AAG, Funding, Etc (Dean's Question)
- Hi Dean --
To your question about government conspiracies shutting down American
I spent about 2 hours on the phone with Eugene Mallove a couple of days
before he was murdered, and the part of the story that nobody read about in
the newsgroups was that he was feeling pretty bitter & cynical about
alt-science. He was locked into a magazine that he'd invested his reputation
in, but he found that public interest in cold-fusion was slipping away, and
Infinite-Energy Magazine was having a tough time maintaining their
readership. Mallove was spending every waking hour of his day working on the
magazine - networking to find stories, calming down irate inventors, and
pushing public initiatives like the re-analysis of cold fusion that the DOE
performed in November after his death.
After he died, it came out that there'd been all sorts of controversy even
within his organization - infighting on his board of directors about which
direction they should pursue scientifically, and even a rumor about
replacing Mallove as the spokesperson for the organization with Steven
Krivit. He never talked about any of this to me directly, but I started
hearing about it from several sources a few months after he died. I didn't
talk to Mallove frequently, but one of the questions I'd asked him about was
how to fund this research, and he never had any answers for me. I had the
distinct impression that towards the end, he'd really lost his faith in the
public, and just kept going through the motions hoping that sooner or later
things would change for the better. Mallove wasn't suppressed by the
government - he was suppressed by the alt-science community. You don't need
a conspiracy when general apathy works just as well.
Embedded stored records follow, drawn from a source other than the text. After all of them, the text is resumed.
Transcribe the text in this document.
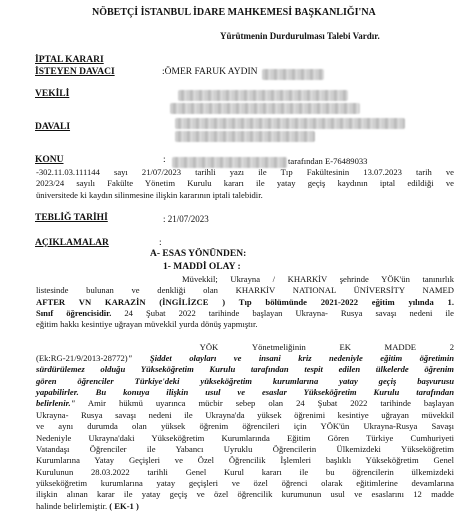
NÖBETÇİ İSTANBUL İDARE MAHKEMESİ BAŞKANLIĞI'NA
Yürütmenin Durdurulması Talebi Vardır.
İPTAL KARARI
İSTEYEN DAVACI	:ÖMER FARUK AYDIN
VEKİLİ
DAVALI
KONU	:	tarafından E-76489033
-302.11.03.111144 sayı 21/07/2023 tarihli yazı ile Tıp Fakültesinin 13.07.2023 tarih ve
2023/24 sayılı Fakülte Yönetim Kurulu kararı ile yatay geçiş kaydının iptal edildiği ve
üniversitede ki kaydın silinmesine ilişkin kararının iptali talebidir.
TEBLİĞ TARİHİ	: 21/07/2023
AÇIKLAMALAR	:
A- ESAS YÖNÜNDEN:
1- MADDİ OLAY :
Müvekkil; Ukrayna / KHARKİV şehrinde YÖK'ün tanınırlık
listesinde bulunan ve denkliği olan KHARKİV NATIONAL ÜNİVERSİTY NAMED
AFTER VN KARAZİN (İNGİLİZCE ) Tıp bölümünde 2021-2022 eğitim yılında 1.
Sınıf öğrencisidir. 24 Şubat 2022 tarihinde başlayan Ukrayna- Rusya savaşı nedeni ile
eğitim hakkı kesintiye uğrayan müvekkil yurda dönüş yapmıştır.
YÖK	Yönetmeliğinin	EK	MADDE	2
(Ek:RG-21/9/2013-28772)" Şiddet olayları ve insani kriz nedeniyle eğitim öğretimin
sürdürülemez olduğu Yükseköğretim Kurulu tarafından tespit edilen ülkelerde öğrenim
gören öğrenciler Türkiye'deki yükseköğretim kurumlarına yatay geçiş başvurusu
yapabilirler. Bu konuya ilişkin usul ve esaslar Yükseköğretim Kurulu tarafından
belirlenir." Amir hükmü uyarınca mücbir sebep olan 24 Şubat 2022 tarihinde başlayan
Ukrayna- Rusya savaşı nedeni ile Ukrayna'da yüksek öğrenimi kesintiye uğrayan müvekkil
ve aynı durumda olan yüksek öğrenim öğrencileri için YÖK'ün Ukrayna-Rusya Savaşı
Nedeniyle Ukrayna'daki Yükseköğretim Kurumlarında Eğitim Gören Türkiye Cumhuriyeti
Vatandaşı Öğrenciler ile Yabancı Uyruklu Öğrencilerin Ülkemizdeki Yükseköğretim
Kurumlarına Yatay Geçişleri ve Özel Öğrencilik İşlemleri başlıklı Yükseköğretim Genel
Kurulunun 28.03.2022 tarihli Genel Kurul kararı ile bu öğrencilerin ülkemizdeki
yükseköğretim kurumlarına yatay geçişleri ve özel öğrenci olarak eğitimlerine devamlarına
ilişkin alınan karar ile yatay geçiş ve özel öğrencilik kurumunun usul ve esaslarını 12 madde
halinde belirlemiştir. ( EK-1 )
The only way that I see to make American Antigravity work right now is to
try a membership drive to try and reach 1,000 people at $10 per month - if
we can do that, it gives me enough revenue to add staff-writers, build out
our IT-infrastructure, and begin making progress on the other projects that
we need to undertake. If we can reach this goal, AAG can effectively deliver
alt-science & breakthrough physics to the general public in way that
supports our community & gives everyone in it a solid channel to deliver
their message to the public. Otherwise, I'm going to pack it in and go back
to college for my MBA, which will probably take a few years to complete.
The hard truth is that the public doesn't value alt-science because what's
out there today looks crackpot in every conceivable way: the only way the
public's going to get interested is if it looks professional & credible
enough to engage them. That's why Steorn is getting publicity right now -
they had the financial resources to leverage marketing & media to deliver
their message to a mainstream audience. I've seen a lot of inventions that
put the Steorn magnet-motor to shame, but reaching the public is like
politics: it takes money to get your name out there.
Reaching this goal means that I'm going to need a lot of volunteer work to
help support the membership drive. I'll also need volunteers to contribute
stories, just like I've been asking for over the last couple of years. It
will require a large campaign with a significant time-investment, but when
it's complete we'll be in a position to promote your research full-time in a
CNN-like format. I'm not sure that I have the energy to organize an effort
like this, so if anybody's interested, they can contact me at the numbers
below. If I get a few emails in response, I can setup a paypal membership
button. If not, then I'll just head back to school and get back into the IT
industry after the economy improves a bit.
Just a note: Right now, our community is in worse-shape than it's ever been.
Not just AAG, but alt-science in general. Trust me, I know a lot more
details about this than most people. I may write some of it down, but the
quick version is that unless some miraculous grass-roots effort happens, AAG
shutting down will be quickly followed by losing most of the remaining
resources that you've come to rely on. Things aren't bad; they're worse.
Typically nobody talks about it because we don't want to demoralize the
community, but suffice it to say that action is needed soon or alt-science
will basically just evaporate.
American Antigravity's statistics put us on track to reach about 2 million
visitors for 2006, so for anybody who'd like a shot at the title, I'll tell
you in advance that you need to reach about 10-times that many to build a
sustainable media presence through web-traffic. We were lucky in reaching
about 40 million people through Radio & Television between 2002 and 2004, so
odds are unless you get some network TV exposure, you'll have a tough time
even reaching 2 million. (that's unique visitors, not hits. We're at 43
million "hits" this year, if you're counting). My problem has never been
getting exposure: it's been generating income to build a business.